NASHVILLE, Tenn. (WTVF) — Restaurants owned by minorities are getting some extra foot traffic in East Nashville thanks to crowdfunding by Seat At The Table 615.
"Basically, we identify a restaurant to support and leading up to the weekend we crowdsource a bunch of money, a bank of money to use to support that restaurant, and then on the days identified we use that money to reimburse people for their meals as long as they come to the restaurant and post about it on social media," said Tyler King owner of Seat At The Table 615.
The Cake Project at The Shoppes on Fatherland was the focus of a Seat At The Table 615 campaign.
"We were experiencing this whole COVID situation and we weren't getting a lot of traffic in the area, so it was a really cool, good feeling," said JP Smith.
Smith said there was a line out the door of his business the weekend Seat At The Table 615 featured his cheesecake business.
"I don't think I've [ever] had a weekend with so many people coming in," Smith said.
Campaigns have also brought people to 615 Chutney, Far East and Slow Burn.
"They are BIPOC-owned - Black, Indigenous and People Of Color, and they're based out of East Nashville. Right now, we're solely focused on East Nashville.
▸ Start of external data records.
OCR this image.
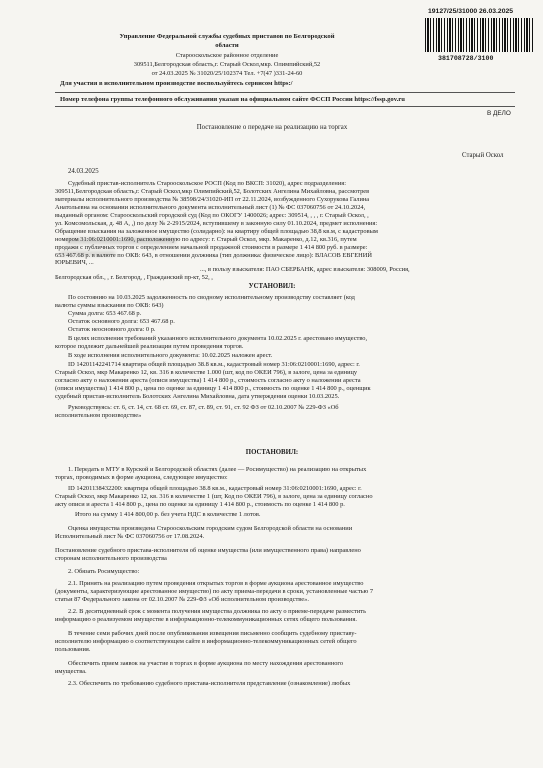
19127/25/31000 26.03.2025
381708728/3100
Управление Федеральной службы судебных приставов по Белгородской
области
Старооскольское районное отделение
309511,Белгородская область,г. Старый Оскол,мкр. Олимпийский,52
от 24.03.2025 № 31020/25/102374 Тел. +7(47 )331-24-60
Для участия в исполнительном производстве воспользуйтесь сервисом https:/
Номер телефона группы телефонного обслуживания указан на официальном сайте ФССП России https://fssp.gov.ru
В ДЕЛО
Постановление о передаче на реализацию на торгах
Старый Оскол
24.03.2025
Судебный пристав-исполнитель Старооскольское РОСП (Код по ВКСП: 31020), адрес подразделения:
309511,Белгородская область,г. Старый Оскол,мкр Олимпийский,52, Болотских Ангелина Михайловна, рассмотрев
материалы исполнительного производства № 38598/24/31020-ИП от 22.11.2024, возбужденного Сухоруковa Галина
Анатольевна на основании исполнительного документа исполнительный лист (1) № ФС 037060756 от 24.10.2024,
выданный органом: Старооскольский городской суд (Код по ОКОГУ 1400026; адрес: 309514, , , , г. Старый Оскол, ,
ул. Комсомольская, д. 48 А, ,) по делу № 2-2915/2024, вступившему в законную силу 01.10.2024, предмет исполнения:
Обращение взыскания на заложенное имущество (солидарно): на квартиру общей площадью 38,8 кв.м, с кадастровым
номером 31:06:0210001:1690, расположенную по адресу: г. Старый Оскол, мкр. Макаренко, д.12, кв.316, путем
продажи с публичных торгов с определением начальной продажной стоимости в размере 1 414 800 руб. в размере:
653 467.68 р. в валюте по ОКВ: 643, в отношении должника (тип должника: физическое лицо): ВЛАСОВ ЕВГЕНИЙ
ЮРЬЕВИЧ, ...
..., в пользу взыскателя: ПАО СБЕРБАНК, адрес взыскателя: 308009, Россия,
Белгородская обл., , г. Белгород, , Гражданский пр-кт, 52, ,
УСТАНОВИЛ:
По состоянию на 10.03.2025 задолженность по сводному исполнительному производству составляет (код
валюты суммы взыскания по ОКВ: 643)
Сумма долга: 653 467.68 р.
Остаток основного долга: 653 467.68 р.
Остаток неосновного долга: 0 р.
В целях исполнения требований указанного исполнительного документа 10.02.2025 г. арестовано имущество,
которое подлежит дальнейшей реализации путем проведения торгов.
В ходе исполнения исполнительного документа: 10.02.2025 наложен арест.
ID 14201142241714 квартира общей площадью 38.8 кв.м., кадастровый номер 31:06:0210001:1690, адрес: г.
Старый Оскол, мкр Макаренко 12, кв. 316 в количестве 1.000 (шт, код по ОКЕИ 796), в залоге, цена за единицу
согласно акту о наложении ареста (описи имущества) 1 414 800 р., стоимость согласно акту о наложении ареста
(описи имущества) 1 414 800 р., цена по оценке за единицу 1 414 800 р., стоимость по оценке 1 414 800 р., оценщик
судебный пристав-исполнитель Болотских Ангелина Михайловна, дата утверждения оценки 10.03.2025.
Руководствуясь: ст. 6, ст. 14, ст. 68 ст. 69, ст. 87, ст. 89, ст. 91, ст. 92 ФЗ от 02.10.2007 № 229-ФЗ «Об
исполнительном производстве»
ПОСТАНОВИЛ:
1. Передать в МТУ в Курской и Белгородской областях (далее — Росимущество) на реализацию на открытых
торгах, проводимых в форме аукциона, следующее имущество:
ID 14201138432200: квартира общей площадью 38.8 кв.м., кадастровый номер 31:06:0210001:1690, адрес: г.
Старый Оскол, мкр Макаренко 12, кв. 316 в количестве 1 (шт, Код по ОКЕИ 796), в залоге, цена за единицу согласно
акту описи и ареста 1 414 800 р., цена по оценке за единицу 1 414 800 р., стоимость по оценке 1 414 800 р.
Итого на сумму 1 414 800,00 р. без учета НДС в количестве 1 лотов.
Оценка имущества произведена Старооскольским городским судом Белгородской области на основании
Исполнительный лист № ФС 037060756 от 17.08.2024.
Постановление судебного пристава-исполнителя об оценке имущества (или имущественного права) направлено
сторонам исполнительного производства
2. Обязать Росимущество:
2.1. Принять на реализацию путем проведения открытых торгов в форме аукциона арестованное имущество
(документы, характеризующие арестованное имущество) по акту приема-передачи в сроки, установленные частью 7
статьи 87 Федерального закона от 02.10.2007 № 229-ФЗ «Об исполнительном производстве».
2.2. В десятидневный срок с момента получения имущества должника по акту о приеме-передаче разместить
информацию о реализуемом имуществе в информационно-телекоммуникационных сетях общего пользования.
В течение семи рабочих дней после опубликования извещения письменно сообщить судебному приставу-
исполнителю информацию о соответствующем сайте в информационно-телекоммуникационных сетей общего
пользования.
Обеспечить прием заявок на участие в торгах в форме аукциона по месту нахождения арестованного
имущества.
2.3. Обеспечить по требованию судебного пристава-исполнителя представление (ознакомление) любых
Ultimately we'll expand it to the whole city, but right now we've got a good community, a good environment here, so we're growing with the community that we know," King said.
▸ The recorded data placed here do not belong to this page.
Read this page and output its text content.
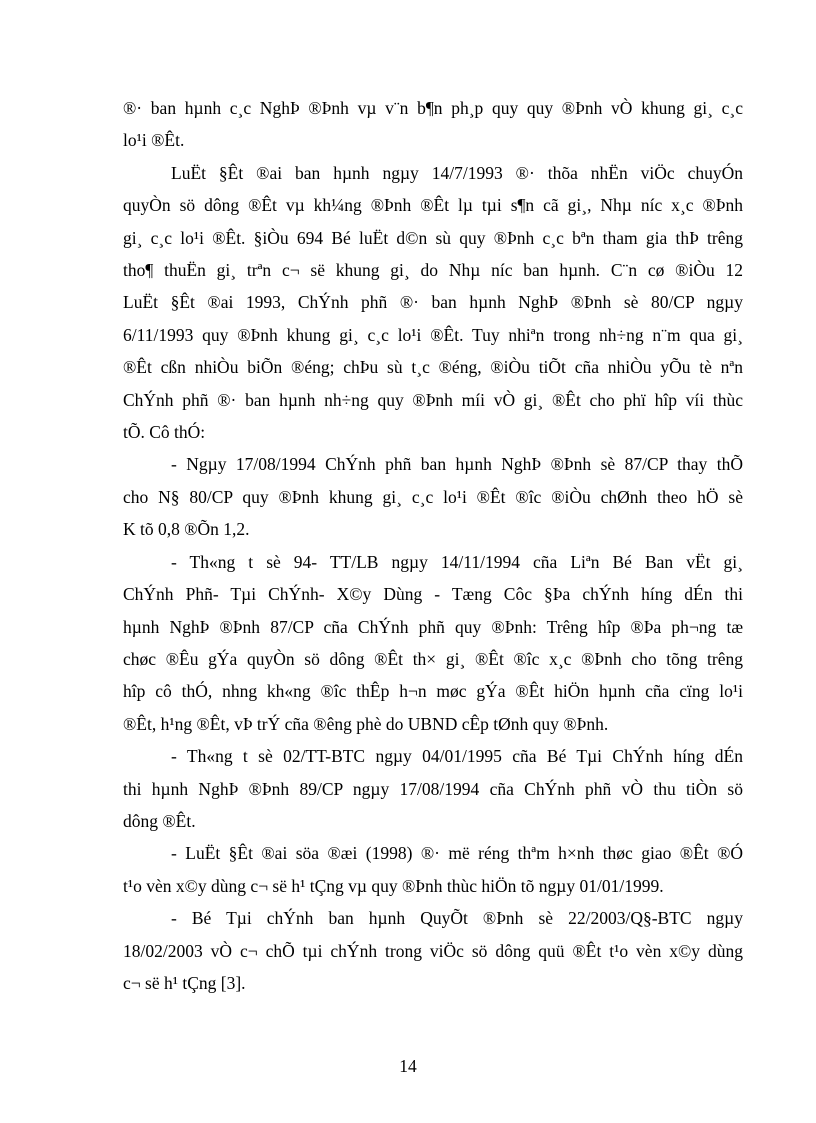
®· ban hµnh c¸c NghÞ ®Þnh vµ v¨n b¶n ph¸p quy quy ®Þnh vÒ khung gi¸ c¸c
lo¹i ®Êt.
LuËt §Êt ®ai ban hµnh ngµy 14/7/1993 ®· thõa nhËn viÖc chuyÓn
quyÒn sö dông ®Êt vµ kh¼ng ®Þnh ®Êt lµ tµi s¶n cã gi¸, Nhµ níc x¸c ®Þnh
gi¸ c¸c lo¹i ®Êt. §iÒu 694 Bé luËt d©n sù quy ®Þnh c¸c bªn tham gia thÞ trêng
tho¶ thuËn gi¸ trªn c¬ së khung gi¸ do Nhµ níc ban hµnh. C¨n cø ®iÒu 12
LuËt §Êt ®ai 1993, ChÝnh phñ ®· ban hµnh NghÞ ®Þnh sè 80/CP ngµy
6/11/1993 quy ®Þnh khung gi¸ c¸c lo¹i ®Êt. Tuy nhiªn trong nh÷ng n¨m qua gi¸
®Êt cßn nhiÒu biÕn ®éng; chÞu sù t¸c ®éng, ®iÒu tiÕt cña nhiÒu yÕu tè nªn
ChÝnh phñ ®· ban hµnh nh÷ng quy ®Þnh míi vÒ gi¸ ®Êt cho phï hîp víi thùc
tÕ. Cô thÓ:
- Ngµy 17/08/1994 ChÝnh phñ ban hµnh NghÞ ®Þnh sè 87/CP thay thÕ
cho N§ 80/CP quy ®Þnh khung gi¸ c¸c lo¹i ®Êt ®îc ®iÒu chØnh theo hÖ sè
K tõ 0,8 ®Õn 1,2.
- Th«ng t sè 94- TT/LB ngµy 14/11/1994 cña Liªn Bé Ban vËt gi¸
ChÝnh Phñ- Tµi ChÝnh- X©y Dùng - Tæng Côc §Þa chÝnh híng dÉn thi
hµnh NghÞ ®Þnh 87/CP cña ChÝnh phñ quy ®Þnh: Trêng hîp ®Þa ph¬ng tæ
chøc ®Êu gÝa quyÒn sö dông ®Êt th× gi¸ ®Êt ®îc x¸c ®Þnh cho tõng trêng
hîp cô thÓ, nhng kh«ng ®îc thÊp h¬n møc gÝa ®Êt hiÖn hµnh cña cïng lo¹i
®Êt, h¹ng ®Êt, vÞ trÝ cña ®êng phè do UBND cÊp tØnh quy ®Þnh.
- Th«ng t sè 02/TT-BTC ngµy 04/01/1995 cña Bé Tµi ChÝnh híng dÉn
thi hµnh NghÞ ®Þnh 89/CP ngµy 17/08/1994 cña ChÝnh phñ vÒ thu tiÒn sö
dông ®Êt.
- LuËt §Êt ®ai söa ®æi (1998) ®· më réng thªm h×nh thøc giao ®Êt ®Ó
t¹o vèn x©y dùng c¬ së h¹ tÇng vµ quy ®Þnh thùc hiÖn tõ ngµy 01/01/1999.
- Bé Tµi chÝnh ban hµnh QuyÕt ®Þnh sè 22/2003/Q§-BTC ngµy
18/02/2003 vÒ c¬ chÕ tµi chÝnh trong viÖc sö dông quü ®Êt t¹o vèn x©y dùng
c¬ së h¹ tÇng [3].
14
Tagging the businesses on social media is key to the success of these campaigns.
"That social media exposure exposes a different audience that maybe they didn't have before. So there's the big burst of energy right there that weekend and hopefully some sustained growth over time," King said.
Social media users that go to the highlighted restaurant and tag the featured restaurant are paid out of the fund.